第42号「意外な収穫」(2013年1月18日配信)

 今年は連日寒い日が続いて何年ぶりかの厳冬と言えると思います。北海道の内陸部ではマイナス30度を超えたなどと何度もニュースで報道され、地球温暖化はどこへ行ったのか?と言いたくなるような毎日です。ただ、冬の寒さが厳しければその年の夏は又厳しい暑さになるとかで、半年後には「何でこんなに暑いんだ!」と云うことになるのかも知れません。

 それは兎も角、とうとう今月14日には埼玉の上尾でも大雪となりました。勿論、日本海側の雪どころと比較したらお話にならないレベルですが、それでもこの地域としては久しぶりの大雪でした。翌15日は運動神経がすっぽり抜け落ちている息子が元気に学校へ行くので、滑って転ばないようにしなければいけません。暗いウチに起きてゴム長靴を引っ張り出して、少し明るくなるのを待って、家の前の道路の雪掻きをしました。

上尾に移り住んでから16、7年になり、何度か雪は降ったはずなのに、今回初めて気が付いた事があります。それは、雪が積もっても自宅前の道路の雪掻きをしない人が多いということです。近所の住宅街で雪掻きをしたのは数軒だけでした。私が驚いたのは、住宅前の道路はある程度は止むを得ないとしても、商店前の道路で雪掻きがされていない箇所がいくつかあったことです。

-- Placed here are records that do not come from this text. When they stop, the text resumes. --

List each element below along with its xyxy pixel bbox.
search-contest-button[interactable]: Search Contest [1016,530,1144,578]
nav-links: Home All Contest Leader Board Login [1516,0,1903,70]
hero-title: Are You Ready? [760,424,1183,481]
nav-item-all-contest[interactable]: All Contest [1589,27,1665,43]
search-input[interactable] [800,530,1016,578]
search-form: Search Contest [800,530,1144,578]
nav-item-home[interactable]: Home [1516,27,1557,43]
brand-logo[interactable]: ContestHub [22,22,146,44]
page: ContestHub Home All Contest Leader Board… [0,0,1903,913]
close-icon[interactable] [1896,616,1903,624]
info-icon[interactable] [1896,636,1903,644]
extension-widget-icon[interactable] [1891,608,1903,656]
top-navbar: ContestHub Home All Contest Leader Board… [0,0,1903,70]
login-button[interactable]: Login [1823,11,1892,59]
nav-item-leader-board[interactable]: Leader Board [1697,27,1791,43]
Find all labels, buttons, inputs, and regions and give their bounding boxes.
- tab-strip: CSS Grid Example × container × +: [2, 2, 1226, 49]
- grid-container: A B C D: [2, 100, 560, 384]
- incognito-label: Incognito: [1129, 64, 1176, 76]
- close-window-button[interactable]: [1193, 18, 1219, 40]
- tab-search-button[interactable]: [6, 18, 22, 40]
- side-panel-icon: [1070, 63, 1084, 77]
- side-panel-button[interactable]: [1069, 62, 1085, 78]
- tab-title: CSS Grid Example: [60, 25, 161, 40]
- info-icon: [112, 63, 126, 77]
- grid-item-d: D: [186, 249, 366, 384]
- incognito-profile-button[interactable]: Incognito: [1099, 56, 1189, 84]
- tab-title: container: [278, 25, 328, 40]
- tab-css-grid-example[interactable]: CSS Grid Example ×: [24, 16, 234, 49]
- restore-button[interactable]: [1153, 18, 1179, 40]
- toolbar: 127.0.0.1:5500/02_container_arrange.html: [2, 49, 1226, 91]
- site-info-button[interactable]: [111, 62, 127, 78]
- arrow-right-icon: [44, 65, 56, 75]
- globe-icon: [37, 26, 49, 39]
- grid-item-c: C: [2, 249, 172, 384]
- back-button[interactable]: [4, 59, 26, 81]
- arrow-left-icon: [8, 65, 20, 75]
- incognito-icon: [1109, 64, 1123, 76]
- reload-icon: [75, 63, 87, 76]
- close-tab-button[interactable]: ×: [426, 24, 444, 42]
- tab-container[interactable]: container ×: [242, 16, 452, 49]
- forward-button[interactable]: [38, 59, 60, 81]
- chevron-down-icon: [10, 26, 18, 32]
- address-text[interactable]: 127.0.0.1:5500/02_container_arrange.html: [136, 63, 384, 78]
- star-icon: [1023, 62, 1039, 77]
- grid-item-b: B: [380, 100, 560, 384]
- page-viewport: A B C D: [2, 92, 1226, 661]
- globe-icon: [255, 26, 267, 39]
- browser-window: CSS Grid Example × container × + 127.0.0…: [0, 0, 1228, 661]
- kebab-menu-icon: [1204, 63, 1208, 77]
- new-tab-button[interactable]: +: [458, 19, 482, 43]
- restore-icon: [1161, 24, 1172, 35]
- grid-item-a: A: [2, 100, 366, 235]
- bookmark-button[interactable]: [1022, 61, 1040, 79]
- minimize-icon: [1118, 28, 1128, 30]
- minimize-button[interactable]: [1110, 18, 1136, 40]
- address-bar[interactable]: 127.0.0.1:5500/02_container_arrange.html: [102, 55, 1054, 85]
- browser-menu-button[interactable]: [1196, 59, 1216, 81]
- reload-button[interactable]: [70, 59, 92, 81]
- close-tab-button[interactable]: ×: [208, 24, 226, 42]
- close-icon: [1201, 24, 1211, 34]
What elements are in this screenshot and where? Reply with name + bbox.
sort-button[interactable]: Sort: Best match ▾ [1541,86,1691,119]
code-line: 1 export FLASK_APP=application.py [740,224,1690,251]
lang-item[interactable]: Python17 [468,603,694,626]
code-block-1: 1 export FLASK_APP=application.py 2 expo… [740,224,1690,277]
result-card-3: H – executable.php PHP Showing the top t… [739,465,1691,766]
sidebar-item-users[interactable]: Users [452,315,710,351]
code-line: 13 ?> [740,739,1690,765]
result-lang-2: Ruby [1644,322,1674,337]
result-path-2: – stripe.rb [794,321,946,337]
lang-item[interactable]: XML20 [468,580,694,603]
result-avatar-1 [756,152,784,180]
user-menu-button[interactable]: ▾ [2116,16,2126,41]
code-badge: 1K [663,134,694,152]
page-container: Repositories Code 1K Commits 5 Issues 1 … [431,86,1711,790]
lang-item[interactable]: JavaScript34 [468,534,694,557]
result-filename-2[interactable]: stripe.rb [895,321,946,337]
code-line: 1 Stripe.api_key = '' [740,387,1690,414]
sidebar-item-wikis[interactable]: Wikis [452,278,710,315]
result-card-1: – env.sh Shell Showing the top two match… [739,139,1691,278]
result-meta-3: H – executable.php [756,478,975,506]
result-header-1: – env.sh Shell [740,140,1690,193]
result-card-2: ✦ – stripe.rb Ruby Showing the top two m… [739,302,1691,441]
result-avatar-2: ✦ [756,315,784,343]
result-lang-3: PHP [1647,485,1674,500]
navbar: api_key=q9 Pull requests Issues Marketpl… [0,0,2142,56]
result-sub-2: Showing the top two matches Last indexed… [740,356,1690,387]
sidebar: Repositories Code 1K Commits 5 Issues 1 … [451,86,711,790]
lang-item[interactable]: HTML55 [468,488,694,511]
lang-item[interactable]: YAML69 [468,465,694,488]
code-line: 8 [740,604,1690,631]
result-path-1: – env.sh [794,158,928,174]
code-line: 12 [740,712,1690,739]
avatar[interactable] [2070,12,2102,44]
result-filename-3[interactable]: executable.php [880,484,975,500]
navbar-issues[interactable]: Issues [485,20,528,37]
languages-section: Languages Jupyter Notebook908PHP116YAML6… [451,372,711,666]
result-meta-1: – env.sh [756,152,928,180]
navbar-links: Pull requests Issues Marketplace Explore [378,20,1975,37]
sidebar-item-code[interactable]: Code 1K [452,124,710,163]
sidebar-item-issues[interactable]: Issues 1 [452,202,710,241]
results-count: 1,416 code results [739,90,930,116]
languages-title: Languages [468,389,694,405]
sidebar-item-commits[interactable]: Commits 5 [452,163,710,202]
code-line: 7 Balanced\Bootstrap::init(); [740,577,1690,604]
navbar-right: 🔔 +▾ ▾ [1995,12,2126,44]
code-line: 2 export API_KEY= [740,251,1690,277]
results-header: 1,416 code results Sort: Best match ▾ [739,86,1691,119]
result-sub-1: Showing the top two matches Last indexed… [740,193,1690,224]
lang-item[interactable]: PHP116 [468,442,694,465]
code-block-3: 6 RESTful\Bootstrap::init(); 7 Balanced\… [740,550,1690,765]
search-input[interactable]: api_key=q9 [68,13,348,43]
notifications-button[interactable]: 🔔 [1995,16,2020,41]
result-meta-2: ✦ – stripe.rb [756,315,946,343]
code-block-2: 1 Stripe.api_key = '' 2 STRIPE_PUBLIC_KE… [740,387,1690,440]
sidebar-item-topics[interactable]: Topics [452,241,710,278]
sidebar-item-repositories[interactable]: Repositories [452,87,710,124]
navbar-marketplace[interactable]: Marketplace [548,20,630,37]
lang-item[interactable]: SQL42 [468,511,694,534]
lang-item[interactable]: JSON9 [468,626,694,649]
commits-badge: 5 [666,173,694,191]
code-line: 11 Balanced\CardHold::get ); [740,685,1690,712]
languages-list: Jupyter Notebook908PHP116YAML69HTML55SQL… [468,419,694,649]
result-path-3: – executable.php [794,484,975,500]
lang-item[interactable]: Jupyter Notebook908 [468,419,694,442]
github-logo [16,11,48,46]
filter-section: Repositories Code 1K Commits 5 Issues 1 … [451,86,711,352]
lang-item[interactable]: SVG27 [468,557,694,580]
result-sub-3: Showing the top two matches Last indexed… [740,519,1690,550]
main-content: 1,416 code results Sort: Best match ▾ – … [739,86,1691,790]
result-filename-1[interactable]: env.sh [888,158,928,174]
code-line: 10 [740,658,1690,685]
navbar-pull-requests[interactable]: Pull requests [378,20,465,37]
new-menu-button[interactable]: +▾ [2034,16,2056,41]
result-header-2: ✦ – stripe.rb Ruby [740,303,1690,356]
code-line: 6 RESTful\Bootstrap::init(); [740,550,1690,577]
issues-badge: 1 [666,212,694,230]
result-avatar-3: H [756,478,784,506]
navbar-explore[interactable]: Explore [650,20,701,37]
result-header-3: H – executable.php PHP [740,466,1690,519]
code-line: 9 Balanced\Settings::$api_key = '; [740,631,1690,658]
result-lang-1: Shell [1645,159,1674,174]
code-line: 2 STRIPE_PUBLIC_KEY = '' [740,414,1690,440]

普段いくら立派なことを言っていても、こういう時に人間性が見える気がします。逆に外見上はとっつきにくい感じなのに、この人意外にやるじゃないの、と云うケースもありました。私の故郷は雪どころでしたが、商売をしている人は例外なく、そして商売をしていない家でも多くの家で雪掻きをしていました。年寄りだけの家の場合は、両隣の家の人がやってあげていたようです。

お客様に対する感謝の気持があれば、誰に言われなくても体が動くはずだと思います。これは商店に限った話しではないと思います。駐車場の経営もお客さん商売ですから、クルマに乗るまであるいは降りてから歩く部分だけでも雪掻きしようと云う気持にならないのでしょうか。近所では、自然に解けるに任せ、最後まで雪掻きをしなかった駐車場経営者がいくつかありました。

勿論、雪掻きだけで人のすべてが判るわけではありません。体調が良くなかったのかもしれませんし、ちょうど所用で留守にしていたのかも知れません。他の理由があったのかもしれません。雪掻きをしたから立派な人で、しないのは例外なくひどい人などと云うつもりはありません。しかしこの程度のことがやれない店が結構あるということは驚きました。

今回の大雪で、近所の人たちの普段見えない面が見え、これはこれで大きな収穫でした。